Machine Learning - for fun, profit and (in)security

Machine learning is not a silver bullet, but it is an incredibly powerful tool in both a defender and attacker's arsenal. 

There is an immense shortage in cyber security talent, although some have said that is a myth - a repeat of classical patterns of employers expecting too much experience and an unwillingness to pay market rates, and lack of willingness to take on and train new talent.

This skills gap, or mismatch, is combined by a rapidly changing surface area that needs to be defended - IoT devices, cloud services, mobile add to the complexity of a difficult problem inhabited by determined adversaries ranging from hactivists to criminal syndicates to nation states.

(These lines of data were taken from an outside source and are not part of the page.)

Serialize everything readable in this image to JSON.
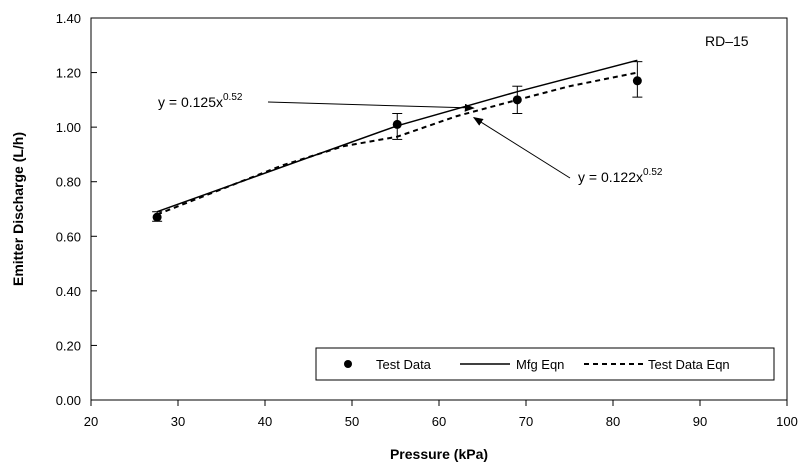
{
  "chart_data": {
    "type": "line",
    "title": "",
    "xlabel": "Pressure (kPa)",
    "ylabel": "Emitter Discharge (L/h)",
    "xlim": [
      20,
      100
    ],
    "ylim": [
      0.0,
      1.4
    ],
    "xticks": [
      20,
      30,
      40,
      50,
      60,
      70,
      80,
      90,
      100
    ],
    "yticks": [
      0.0,
      0.2,
      0.4,
      0.6,
      0.8,
      1.0,
      1.2,
      1.4
    ],
    "xtick_labels": [
      "20",
      "30",
      "40",
      "50",
      "60",
      "70",
      "80",
      "90",
      "100"
    ],
    "ytick_labels": [
      "0.00",
      "0.20",
      "0.40",
      "0.60",
      "0.80",
      "1.00",
      "1.20",
      "1.40"
    ],
    "grid": false,
    "label_box": "RD–15",
    "series": [
      {
        "name": "Test Data",
        "kind": "points",
        "x": [
          27.6,
          55.2,
          69.0,
          82.8
        ],
        "y": [
          0.67,
          1.01,
          1.1,
          1.17
        ],
        "err_low": [
          0.655,
          0.955,
          1.05,
          1.11
        ],
        "err_high": [
          0.69,
          1.05,
          1.15,
          1.24
        ]
      },
      {
        "name": "Mfg Eqn",
        "kind": "solid-line",
        "x": [
          27.6,
          55.2,
          69.0,
          82.8
        ],
        "y": [
          0.69,
          1.005,
          1.13,
          1.245
        ]
      },
      {
        "name": "Test Data Eqn",
        "kind": "dashed-line",
        "x": [
          27.6,
          34.0,
          42.0,
          49.0,
          55.2,
          62.0,
          69.0,
          75.0,
          82.8
        ],
        "y": [
          0.68,
          0.76,
          0.86,
          0.93,
          0.965,
          1.04,
          1.1,
          1.15,
          1.2
        ]
      }
    ],
    "annotations": [
      {
        "id": "mfg-eq",
        "text_base": "y = 0.125x",
        "text_exp": "0.52",
        "arrow_to": [
          64.0,
          1.07
        ]
      },
      {
        "id": "test-eq",
        "text_base": "y = 0.122x",
        "text_exp": "0.52",
        "arrow_to": [
          64.0,
          1.035
        ]
      }
    ],
    "legend": {
      "placement": "bottom-right"
    }
  }
}
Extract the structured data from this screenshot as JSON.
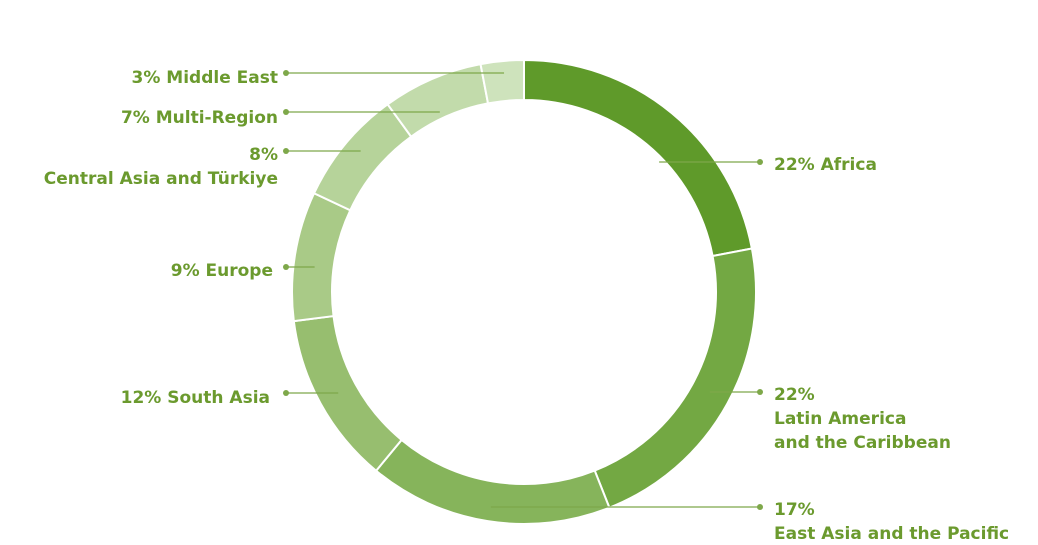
{
  "colors": {
    "label": "#6b9a2e",
    "leader": "#7ea84a",
    "segment_border": "#ffffff",
    "slices": [
      "#5f9a2a",
      "#73a843",
      "#86b45b",
      "#97be6f",
      "#a9ca87",
      "#b6d39a",
      "#c2dbab",
      "#cee3bc",
      "#dbe9cf"
    ]
  },
  "chart_data": {
    "type": "pie",
    "variant": "donut",
    "start_angle_deg": 0,
    "direction": "clockwise",
    "slices": [
      {
        "name": "Africa",
        "value": 22,
        "label_lines": [
          "22% Africa"
        ],
        "side": "right"
      },
      {
        "name": "Latin America and the Caribbean",
        "value": 22,
        "label_lines": [
          "22%",
          "Latin America",
          "and the Caribbean"
        ],
        "side": "right"
      },
      {
        "name": "East Asia and the Pacific",
        "value": 17,
        "label_lines": [
          "17%",
          "East Asia and the Pacific"
        ],
        "side": "right"
      },
      {
        "name": "South Asia",
        "value": 12,
        "label_lines": [
          "12% South Asia"
        ],
        "side": "left"
      },
      {
        "name": "Europe",
        "value": 9,
        "label_lines": [
          "9% Europe"
        ],
        "side": "left"
      },
      {
        "name": "Central Asia and Türkiye",
        "value": 8,
        "label_lines": [
          "8%",
          "Central Asia and Türkiye"
        ],
        "side": "left"
      },
      {
        "name": "Multi-Region",
        "value": 7,
        "label_lines": [
          "7% Multi-Region"
        ],
        "side": "left"
      },
      {
        "name": "Middle East",
        "value": 3,
        "label_lines": [
          "3% Middle East"
        ],
        "side": "left"
      }
    ]
  }
}
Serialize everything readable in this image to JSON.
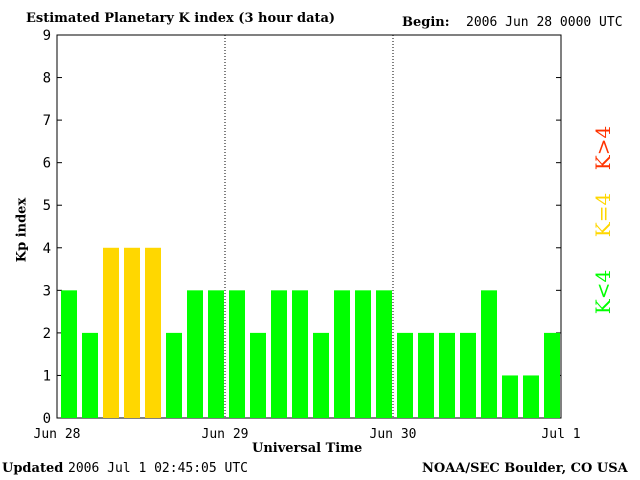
{
  "header": {
    "title": "Estimated Planetary K index (3 hour data)",
    "begin_label": "Begin:",
    "begin_value": "2006 Jun 28 0000 UTC"
  },
  "footer": {
    "updated_label": "Updated",
    "updated_value": "2006 Jul  1 02:45:05 UTC",
    "source": "NOAA/SEC Boulder, CO USA"
  },
  "legend": {
    "high": "K>4",
    "equal": "K=4",
    "low": "K<4",
    "colors": {
      "low": "#00ff00",
      "equal": "#ffd700",
      "high": "#ff3300"
    }
  },
  "chart_data": {
    "type": "bar",
    "title": "Estimated Planetary K index (3 hour data)",
    "xlabel": "Universal Time",
    "ylabel": "Kp index",
    "ylim": [
      0,
      9
    ],
    "yticks": [
      0,
      1,
      2,
      3,
      4,
      5,
      6,
      7,
      8,
      9
    ],
    "xticks": [
      "Jun 28",
      "Jun 29",
      "Jun 30",
      "Jul 1"
    ],
    "day_dividers": [
      "Jun 29",
      "Jun 30"
    ],
    "bars_per_day": 8,
    "values": [
      3,
      2,
      4,
      4,
      4,
      2,
      3,
      3,
      3,
      2,
      3,
      3,
      2,
      3,
      3,
      3,
      2,
      2,
      2,
      2,
      3,
      1,
      1,
      2
    ],
    "grid": false
  }
}
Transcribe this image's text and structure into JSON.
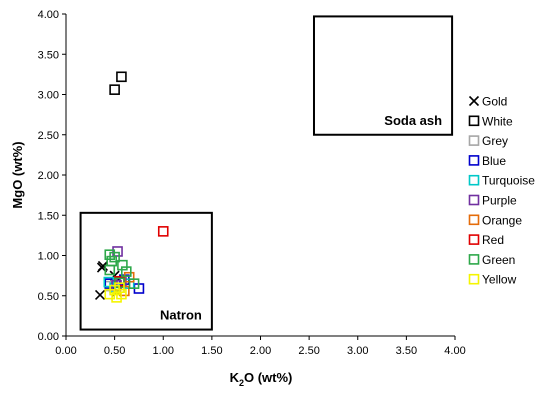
{
  "chart_data": {
    "type": "scatter",
    "title": "",
    "xlabel": {
      "main": "K",
      "sub": "2",
      "rest": "O (wt%)"
    },
    "ylabel": "MgO (wt%)",
    "xlim": [
      0,
      4
    ],
    "ylim": [
      0,
      4
    ],
    "xticks": [
      "0.00",
      "0.50",
      "1.00",
      "1.50",
      "2.00",
      "2.50",
      "3.00",
      "3.50",
      "4.00"
    ],
    "yticks": [
      "0.00",
      "0.50",
      "1.00",
      "1.50",
      "2.00",
      "2.50",
      "3.00",
      "3.50",
      "4.00"
    ],
    "grid": false,
    "legend_position": "right",
    "regions": [
      {
        "label": "Natron",
        "x": [
          0.15,
          1.5
        ],
        "y": [
          0.08,
          1.53
        ]
      },
      {
        "label": "Soda ash",
        "x": [
          2.55,
          3.97
        ],
        "y": [
          2.5,
          3.97
        ]
      }
    ],
    "series": [
      {
        "name": "Gold",
        "marker": "x",
        "color": "#000000",
        "points": [
          [
            0.37,
            0.85
          ],
          [
            0.38,
            0.87
          ],
          [
            0.5,
            0.75
          ],
          [
            0.52,
            0.55
          ],
          [
            0.35,
            0.51
          ]
        ]
      },
      {
        "name": "White",
        "marker": "square",
        "color": "#000000",
        "points": [
          [
            0.5,
            3.06
          ],
          [
            0.57,
            3.22
          ]
        ]
      },
      {
        "name": "Grey",
        "marker": "square",
        "color": "#a6a6a6",
        "points": [
          [
            0.45,
            0.62
          ],
          [
            0.55,
            0.6
          ]
        ]
      },
      {
        "name": "Blue",
        "marker": "square",
        "color": "#0000cc",
        "points": [
          [
            0.75,
            0.59
          ],
          [
            0.45,
            0.65
          ],
          [
            0.6,
            0.7
          ]
        ]
      },
      {
        "name": "Turquoise",
        "marker": "square",
        "color": "#00c8c8",
        "points": [
          [
            0.44,
            0.67
          ],
          [
            0.65,
            0.65
          ],
          [
            0.5,
            0.6
          ]
        ]
      },
      {
        "name": "Purple",
        "marker": "square",
        "color": "#7030a0",
        "points": [
          [
            0.53,
            1.05
          ],
          [
            0.57,
            0.67
          ],
          [
            0.52,
            0.63
          ]
        ]
      },
      {
        "name": "Orange",
        "marker": "square",
        "color": "#e46c0a",
        "points": [
          [
            0.6,
            0.56
          ],
          [
            0.65,
            0.73
          ]
        ]
      },
      {
        "name": "Red",
        "marker": "square",
        "color": "#e00000",
        "points": [
          [
            1.0,
            1.3
          ],
          [
            0.55,
            0.68
          ]
        ]
      },
      {
        "name": "Green",
        "marker": "square",
        "color": "#2ea84a",
        "points": [
          [
            0.45,
            1.01
          ],
          [
            0.47,
            0.93
          ],
          [
            0.5,
            0.98
          ],
          [
            0.58,
            0.88
          ],
          [
            0.62,
            0.8
          ],
          [
            0.7,
            0.65
          ],
          [
            0.45,
            0.82
          ],
          [
            0.55,
            0.66
          ]
        ]
      },
      {
        "name": "Yellow",
        "marker": "square",
        "color": "#f5f500",
        "points": [
          [
            0.45,
            0.52
          ],
          [
            0.52,
            0.48
          ],
          [
            0.57,
            0.52
          ],
          [
            0.5,
            0.57
          ],
          [
            0.55,
            0.6
          ]
        ]
      }
    ]
  }
}
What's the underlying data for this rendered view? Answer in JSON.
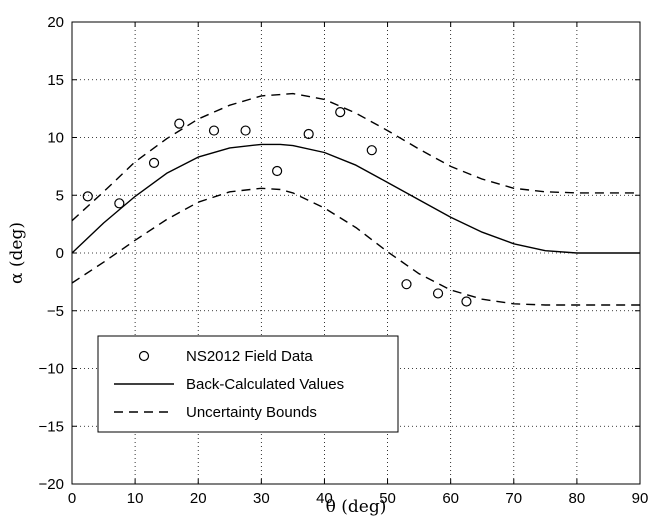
{
  "chart_data": {
    "type": "line",
    "title": "",
    "xlabel": "θ (deg)",
    "ylabel": "α (deg)",
    "xlim": [
      0,
      90
    ],
    "ylim": [
      -20,
      20
    ],
    "xticks": [
      "0",
      "10",
      "20",
      "30",
      "40",
      "50",
      "60",
      "70",
      "80",
      "90"
    ],
    "yticks": [
      "20",
      "15",
      "10",
      "5",
      "0",
      "−5",
      "−10",
      "−15",
      "−20"
    ],
    "grid": true,
    "legend_position": "bottom-left",
    "series": [
      {
        "name": "NS2012 Field Data",
        "kind": "scatter",
        "marker": "open-circle",
        "x": [
          2.5,
          7.5,
          13,
          17,
          22.5,
          27.5,
          32.5,
          37.5,
          42.5,
          47.5,
          53,
          58,
          62.5
        ],
        "y": [
          4.9,
          4.3,
          7.8,
          11.2,
          10.6,
          10.6,
          7.1,
          10.3,
          12.2,
          8.9,
          -2.7,
          -3.5,
          -4.2
        ]
      },
      {
        "name": "Back-Calculated Values",
        "kind": "line",
        "style": "solid",
        "x": [
          0,
          5,
          10,
          15,
          20,
          25,
          30,
          33,
          35,
          40,
          45,
          50,
          55,
          60,
          65,
          70,
          75,
          80,
          85,
          90
        ],
        "y": [
          0,
          2.6,
          4.9,
          6.9,
          8.3,
          9.1,
          9.4,
          9.4,
          9.3,
          8.7,
          7.6,
          6.1,
          4.6,
          3.1,
          1.8,
          0.8,
          0.2,
          0,
          0,
          0
        ]
      },
      {
        "name": "Uncertainty Bounds",
        "kind": "line",
        "style": "dashed",
        "x": [
          0,
          5,
          10,
          15,
          20,
          25,
          30,
          35,
          40,
          45,
          50,
          55,
          60,
          65,
          70,
          75,
          80,
          85,
          90
        ],
        "y": [
          2.8,
          5.3,
          7.9,
          9.9,
          11.6,
          12.8,
          13.6,
          13.8,
          13.3,
          12.1,
          10.6,
          9.0,
          7.5,
          6.4,
          5.6,
          5.3,
          5.2,
          5.2,
          5.2
        ]
      },
      {
        "name": "",
        "kind": "line",
        "style": "dashed",
        "x": [
          0,
          5,
          10,
          15,
          20,
          25,
          30,
          33,
          35,
          40,
          45,
          50,
          55,
          60,
          65,
          70,
          75,
          80,
          85,
          90
        ],
        "y": [
          -2.6,
          -0.8,
          1.1,
          2.9,
          4.4,
          5.3,
          5.6,
          5.5,
          5.2,
          3.9,
          2.2,
          0.1,
          -1.8,
          -3.2,
          -4.0,
          -4.4,
          -4.5,
          -4.5,
          -4.5,
          -4.5
        ]
      }
    ]
  }
}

Machine learning has been heralded as a solution to this problem - cyber security is rife with big data examples - millions of samples of malware, billions of log file entries, trillions of packets of network data, hundreds of thousands of threat indicators. The prevailing theory is that (a) it's too much data for humans to churn through (true) and (b) that machine learning should be able to move beyond simple correlation rules offered by base SIEM technology to find the proverbial attacker needle in a haystack.

Taking time to learn about unassisted vs. assisted machine learning, Markov models, baselining and anomaly detection will help you wrap your head around this space - people as far flung as Elon Musk and Bill Gates are worried that artificial intelligence is an existential threat to humanity, and others like Mark Cuban believe if you aren't learning about it you will end up a dinosaur on the job market.

Machine learning needs to be applied thoughtfully to cybersecurity - you need a good dataset of both positive and negative information, otherwise it is difficult to train current systems. The challenges around sharing good data here abound - legislation has been introduced to help make information sharing easier, but there are legitimate privacy concerns given recent rulings that even a solitary IP address can be considered personal information.

So, how can machine learning be applied to cybersecurity?

1. Advanced detection and correlation techniques. 

Using assisted and unassisted machine learning to sort through reams of data in order to find both outliers (anomalies) and indicators of attack based on how trained analysts looking at the same data find indications of compromise.

Using reams of code and behavioural analysis to counter polymorphic malware techniques leveraged by attackers. It doesn't matter if the individual piece of malware is new, you can piece enough together by how it behaves on the system or how similar/dissimilar the code is from other samples of good/bad files. Fundamentally this is at the core of most 'next-gen' anti-malware solutions, and is a natural extension of previous mechanisms leveraging heuristic analysis and simple code and behavioural signature techniques.

2. Analyst enrichment

The traditional security analyst path is to be provided an alert - a piece of malware popping up on a AV console, a correlation rule in a SIEM, a firewall rule trigger - and then pivoting from that data point to conduct additional investigation and eventually take appropriate remediation actions. With machine learning we can monitor analyst behaviour and start automatically providing relevant data without being asked, and eventually pivot into suggestion remediation actions and then automated remediation. We've also seen examples of interactive analysts assistance, like an IBM researcher who's attempting to create a Jarvis-like project called Havyn, focused on cyber security.

3. 'AI Ops'

One of the hottest catch phrases being throw around security development circles these days is 'AI Ops' - the idea that you can use machine learning to automate operations activities, including remediation of security issues. Examples of this being put in place are SIEM technologies that take the output of a threat indication (malware infection), and have 'learned' a remediation process such as reaching out to a workstation, killing a malicious process, open/closing tickets, all without human intervention.

4. Proactive network defences

Organizations like ZenEdge are starting to apply machine learning to complex problems like active web application defence. Intrusion prevention systems are another technology, like WAFs, that have traditionally been very labour intensive requiring massive ongoing tuning and training efforts. Machine learning against large data sets is a natural place to reduce tuning activities.

5. Forensics and discovery

Searching through massive hard drives for signs of data leakage is a very labour intensive activity. By training machine learning algorithms to look for specific patterns of compromise, typical sensitive data patterns, manual effort required to perform discovery can be massively reduced.

6. Vulnerability assessments/penetration tests

Combining output from traditional vulnerability scans with datasets around successful exploits and compromises have been used to reduce the amount of time used to demonstrate target penetration. Unfortunately, this is also a technique commonly used by attackers. Automated scanning for exposed hosts, mapping software, determining versions and mapping to exploit databases, combined with scripted attack, fuzzing, other techniques have reduced the attacker time to compromise significantly. Unfortunately this means that time to compromise exposed vulnerabilities falls from months to hours or even minutes.

In the never ending battle between attackers and defenders, we know that attackers will take advantage of every technological advance possible - polymorphic malware, advanced evasion techniques, encrypted command and control channels and soon machine learning techniques for network penetration, targeted spear phishing attacks and more. Defenders need to up their game to deal with the rapid speed and evolution these attackers will be able to drive - leveraging machine learning is one step in a long game.